Download or read book Cannabis written by Robert Clarke and published by Univ of California Press. This book was released on 2016-06-28 with total page 452 pages. Available in PDF, EPUB and Kindle. Book excerpt: Cannabis: Evolution and Ethnobotany is a comprehensive, interdisciplinary exploration of the natural origins and early evolution of this famous plant, highlighting its historic role in the development of human societies. Cannabis has long been prized for the strong and durable fiber in its stalks, its edible and oil-rich seeds, and the psychoactive and medicinal compounds produced by its female flowers. The culturally valuable and often irreplaceable goods derived from cannabis deeply influenced the commercial, medical, ritual, and religious practices of cultures throughout the ages, and human desire for these commodities directed the evolution of the plant toward its contemporary varieties. As interest in cannabis grows and public debate over its many uses rises, this book will help us understand why humanity continues to rely on this plant and adapts it to suit our needs.

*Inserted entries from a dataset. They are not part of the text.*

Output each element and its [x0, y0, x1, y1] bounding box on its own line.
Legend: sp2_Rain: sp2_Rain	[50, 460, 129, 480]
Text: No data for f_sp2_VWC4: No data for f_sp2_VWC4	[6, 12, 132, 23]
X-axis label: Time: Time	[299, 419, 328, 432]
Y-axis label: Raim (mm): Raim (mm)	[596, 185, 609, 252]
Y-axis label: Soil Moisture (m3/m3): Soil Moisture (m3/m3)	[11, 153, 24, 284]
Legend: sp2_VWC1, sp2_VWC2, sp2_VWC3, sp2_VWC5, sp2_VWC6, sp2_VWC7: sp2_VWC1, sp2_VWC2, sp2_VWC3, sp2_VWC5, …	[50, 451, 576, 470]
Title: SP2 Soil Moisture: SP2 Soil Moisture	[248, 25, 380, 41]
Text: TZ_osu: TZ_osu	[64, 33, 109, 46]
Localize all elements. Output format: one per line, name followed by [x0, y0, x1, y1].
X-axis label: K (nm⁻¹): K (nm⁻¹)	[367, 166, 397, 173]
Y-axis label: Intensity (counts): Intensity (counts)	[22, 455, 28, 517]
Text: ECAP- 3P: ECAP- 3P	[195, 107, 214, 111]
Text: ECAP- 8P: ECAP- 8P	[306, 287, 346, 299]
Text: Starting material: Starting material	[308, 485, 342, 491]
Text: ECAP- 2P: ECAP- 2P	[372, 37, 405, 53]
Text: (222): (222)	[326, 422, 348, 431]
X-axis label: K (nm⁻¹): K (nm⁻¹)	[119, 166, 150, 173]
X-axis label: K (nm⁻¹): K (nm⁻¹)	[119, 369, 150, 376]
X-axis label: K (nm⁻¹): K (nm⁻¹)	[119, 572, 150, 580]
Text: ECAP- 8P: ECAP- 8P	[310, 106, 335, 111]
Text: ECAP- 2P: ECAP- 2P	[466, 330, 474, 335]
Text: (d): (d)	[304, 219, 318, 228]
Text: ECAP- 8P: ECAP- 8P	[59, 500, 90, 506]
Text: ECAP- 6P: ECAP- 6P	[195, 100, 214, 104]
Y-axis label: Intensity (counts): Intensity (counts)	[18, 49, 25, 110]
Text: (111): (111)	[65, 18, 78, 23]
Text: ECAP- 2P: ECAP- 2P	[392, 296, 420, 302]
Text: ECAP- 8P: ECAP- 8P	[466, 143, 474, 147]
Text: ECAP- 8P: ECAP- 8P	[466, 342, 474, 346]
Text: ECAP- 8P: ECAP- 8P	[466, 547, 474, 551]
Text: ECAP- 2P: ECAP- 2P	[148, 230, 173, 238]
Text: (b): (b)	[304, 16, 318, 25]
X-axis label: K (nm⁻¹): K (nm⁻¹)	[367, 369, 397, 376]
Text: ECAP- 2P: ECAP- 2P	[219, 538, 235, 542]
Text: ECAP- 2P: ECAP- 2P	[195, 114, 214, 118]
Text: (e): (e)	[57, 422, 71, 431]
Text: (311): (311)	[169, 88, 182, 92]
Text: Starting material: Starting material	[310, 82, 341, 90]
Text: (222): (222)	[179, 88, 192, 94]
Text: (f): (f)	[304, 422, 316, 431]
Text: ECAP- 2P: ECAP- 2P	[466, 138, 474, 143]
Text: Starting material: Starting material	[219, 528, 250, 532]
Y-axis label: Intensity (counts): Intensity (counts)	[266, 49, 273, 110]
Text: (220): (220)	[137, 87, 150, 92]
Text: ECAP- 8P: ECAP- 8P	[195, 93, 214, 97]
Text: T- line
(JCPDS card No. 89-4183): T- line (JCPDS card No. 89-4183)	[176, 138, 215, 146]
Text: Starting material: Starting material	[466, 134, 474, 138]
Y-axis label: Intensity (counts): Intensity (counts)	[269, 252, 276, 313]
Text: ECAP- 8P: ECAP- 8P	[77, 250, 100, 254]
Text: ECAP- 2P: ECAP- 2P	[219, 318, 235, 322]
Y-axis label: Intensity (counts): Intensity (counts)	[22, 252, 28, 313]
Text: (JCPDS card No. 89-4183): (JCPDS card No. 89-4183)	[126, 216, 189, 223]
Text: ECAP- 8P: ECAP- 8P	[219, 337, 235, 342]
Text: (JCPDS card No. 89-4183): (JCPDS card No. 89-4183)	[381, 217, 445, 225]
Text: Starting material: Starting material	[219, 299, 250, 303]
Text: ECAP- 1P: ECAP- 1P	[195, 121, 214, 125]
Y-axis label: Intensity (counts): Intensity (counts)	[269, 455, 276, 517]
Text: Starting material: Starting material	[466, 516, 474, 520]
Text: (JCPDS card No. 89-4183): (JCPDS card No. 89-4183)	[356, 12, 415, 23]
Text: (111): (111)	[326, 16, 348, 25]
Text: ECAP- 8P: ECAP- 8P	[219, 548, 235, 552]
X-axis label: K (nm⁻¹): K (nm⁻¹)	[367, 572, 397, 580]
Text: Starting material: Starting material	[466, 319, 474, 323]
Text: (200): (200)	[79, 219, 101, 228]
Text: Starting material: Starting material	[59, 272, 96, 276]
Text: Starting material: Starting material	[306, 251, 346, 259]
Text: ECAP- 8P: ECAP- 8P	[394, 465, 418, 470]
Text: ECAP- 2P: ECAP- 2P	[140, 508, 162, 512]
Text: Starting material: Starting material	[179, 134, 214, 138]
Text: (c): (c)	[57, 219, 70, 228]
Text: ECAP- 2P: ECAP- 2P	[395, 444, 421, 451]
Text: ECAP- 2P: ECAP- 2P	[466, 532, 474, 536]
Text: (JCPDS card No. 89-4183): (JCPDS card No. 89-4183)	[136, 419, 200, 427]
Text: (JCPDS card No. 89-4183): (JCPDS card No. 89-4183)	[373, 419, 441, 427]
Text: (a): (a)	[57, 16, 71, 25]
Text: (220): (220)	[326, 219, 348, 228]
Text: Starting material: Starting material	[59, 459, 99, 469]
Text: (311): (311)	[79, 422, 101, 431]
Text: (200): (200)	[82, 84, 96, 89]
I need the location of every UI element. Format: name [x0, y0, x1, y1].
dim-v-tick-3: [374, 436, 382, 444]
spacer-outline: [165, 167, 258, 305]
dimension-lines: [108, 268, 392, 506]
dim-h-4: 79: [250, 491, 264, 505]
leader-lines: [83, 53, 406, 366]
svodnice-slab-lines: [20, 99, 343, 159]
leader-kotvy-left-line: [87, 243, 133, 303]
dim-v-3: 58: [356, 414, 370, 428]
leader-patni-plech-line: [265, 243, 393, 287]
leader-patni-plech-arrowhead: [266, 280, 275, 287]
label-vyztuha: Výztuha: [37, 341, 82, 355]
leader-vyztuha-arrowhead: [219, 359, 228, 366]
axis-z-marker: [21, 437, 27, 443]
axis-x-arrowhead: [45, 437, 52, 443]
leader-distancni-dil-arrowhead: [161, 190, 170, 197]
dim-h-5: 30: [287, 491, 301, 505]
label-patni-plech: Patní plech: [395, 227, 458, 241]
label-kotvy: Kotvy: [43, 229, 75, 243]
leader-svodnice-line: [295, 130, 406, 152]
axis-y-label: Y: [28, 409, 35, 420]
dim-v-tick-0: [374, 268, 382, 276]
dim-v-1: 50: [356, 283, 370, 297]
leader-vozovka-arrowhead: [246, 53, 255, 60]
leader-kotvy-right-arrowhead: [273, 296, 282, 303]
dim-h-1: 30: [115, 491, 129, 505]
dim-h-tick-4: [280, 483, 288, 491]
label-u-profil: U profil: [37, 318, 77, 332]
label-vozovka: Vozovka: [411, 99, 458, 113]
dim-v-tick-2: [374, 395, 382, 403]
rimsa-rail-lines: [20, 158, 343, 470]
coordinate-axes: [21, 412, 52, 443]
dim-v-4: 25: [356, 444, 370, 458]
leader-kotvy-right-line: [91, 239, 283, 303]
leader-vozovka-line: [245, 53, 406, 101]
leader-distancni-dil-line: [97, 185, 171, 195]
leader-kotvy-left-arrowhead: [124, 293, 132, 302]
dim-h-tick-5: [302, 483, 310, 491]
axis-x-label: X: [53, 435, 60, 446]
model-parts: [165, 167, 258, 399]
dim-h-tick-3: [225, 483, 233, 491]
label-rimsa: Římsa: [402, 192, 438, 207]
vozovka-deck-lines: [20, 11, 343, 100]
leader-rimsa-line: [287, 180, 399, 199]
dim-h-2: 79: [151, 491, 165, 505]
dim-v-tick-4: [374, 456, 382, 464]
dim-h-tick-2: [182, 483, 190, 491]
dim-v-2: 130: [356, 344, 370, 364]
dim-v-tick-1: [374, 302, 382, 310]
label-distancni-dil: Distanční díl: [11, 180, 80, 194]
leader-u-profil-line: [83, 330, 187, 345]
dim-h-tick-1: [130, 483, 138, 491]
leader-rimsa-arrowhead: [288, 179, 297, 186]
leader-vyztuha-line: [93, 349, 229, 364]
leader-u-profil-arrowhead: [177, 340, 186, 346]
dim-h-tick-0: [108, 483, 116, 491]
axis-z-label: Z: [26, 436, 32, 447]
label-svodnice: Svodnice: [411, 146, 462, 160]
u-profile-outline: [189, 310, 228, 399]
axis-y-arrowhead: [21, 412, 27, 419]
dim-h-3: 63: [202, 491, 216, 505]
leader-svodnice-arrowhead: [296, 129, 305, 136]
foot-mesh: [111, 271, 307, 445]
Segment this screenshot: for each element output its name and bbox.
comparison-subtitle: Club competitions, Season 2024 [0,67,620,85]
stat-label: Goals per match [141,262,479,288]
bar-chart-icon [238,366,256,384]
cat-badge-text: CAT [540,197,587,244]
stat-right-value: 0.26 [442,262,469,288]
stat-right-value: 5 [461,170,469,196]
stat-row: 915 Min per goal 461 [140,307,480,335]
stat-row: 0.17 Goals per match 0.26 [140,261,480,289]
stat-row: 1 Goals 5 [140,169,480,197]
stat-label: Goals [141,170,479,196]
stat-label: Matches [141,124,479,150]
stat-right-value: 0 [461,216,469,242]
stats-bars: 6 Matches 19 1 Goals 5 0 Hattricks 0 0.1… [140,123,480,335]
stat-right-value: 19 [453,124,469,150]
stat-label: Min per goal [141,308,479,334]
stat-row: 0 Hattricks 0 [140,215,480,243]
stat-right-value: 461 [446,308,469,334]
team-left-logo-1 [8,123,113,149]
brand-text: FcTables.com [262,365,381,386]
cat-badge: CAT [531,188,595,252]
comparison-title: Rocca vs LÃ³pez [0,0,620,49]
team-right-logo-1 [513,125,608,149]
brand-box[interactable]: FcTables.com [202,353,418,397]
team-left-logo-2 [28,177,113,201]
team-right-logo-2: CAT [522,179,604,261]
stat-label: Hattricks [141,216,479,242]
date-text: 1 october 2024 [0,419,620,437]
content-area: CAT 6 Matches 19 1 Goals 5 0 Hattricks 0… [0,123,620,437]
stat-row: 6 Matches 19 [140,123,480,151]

Book Synopsis Palaeohistoria 45/46 (2003/2004) by : P. A. J. Attema
Download or read book Palaeohistoria 45/46 (2003/2004) written by P. A. J. Attema and published by Barkhuis. This book was released on 2005-12-31 with total page 382 pages. Available in PDF, EPUB and Kindle. Book excerpt: The annual journal Palaeohistoria is edited by the staff of the Groningen Institute of Archaeology, and carries detailed articles on material culture, analysis of radiocarbon data and the results of excavations, surveys and coring campaigns.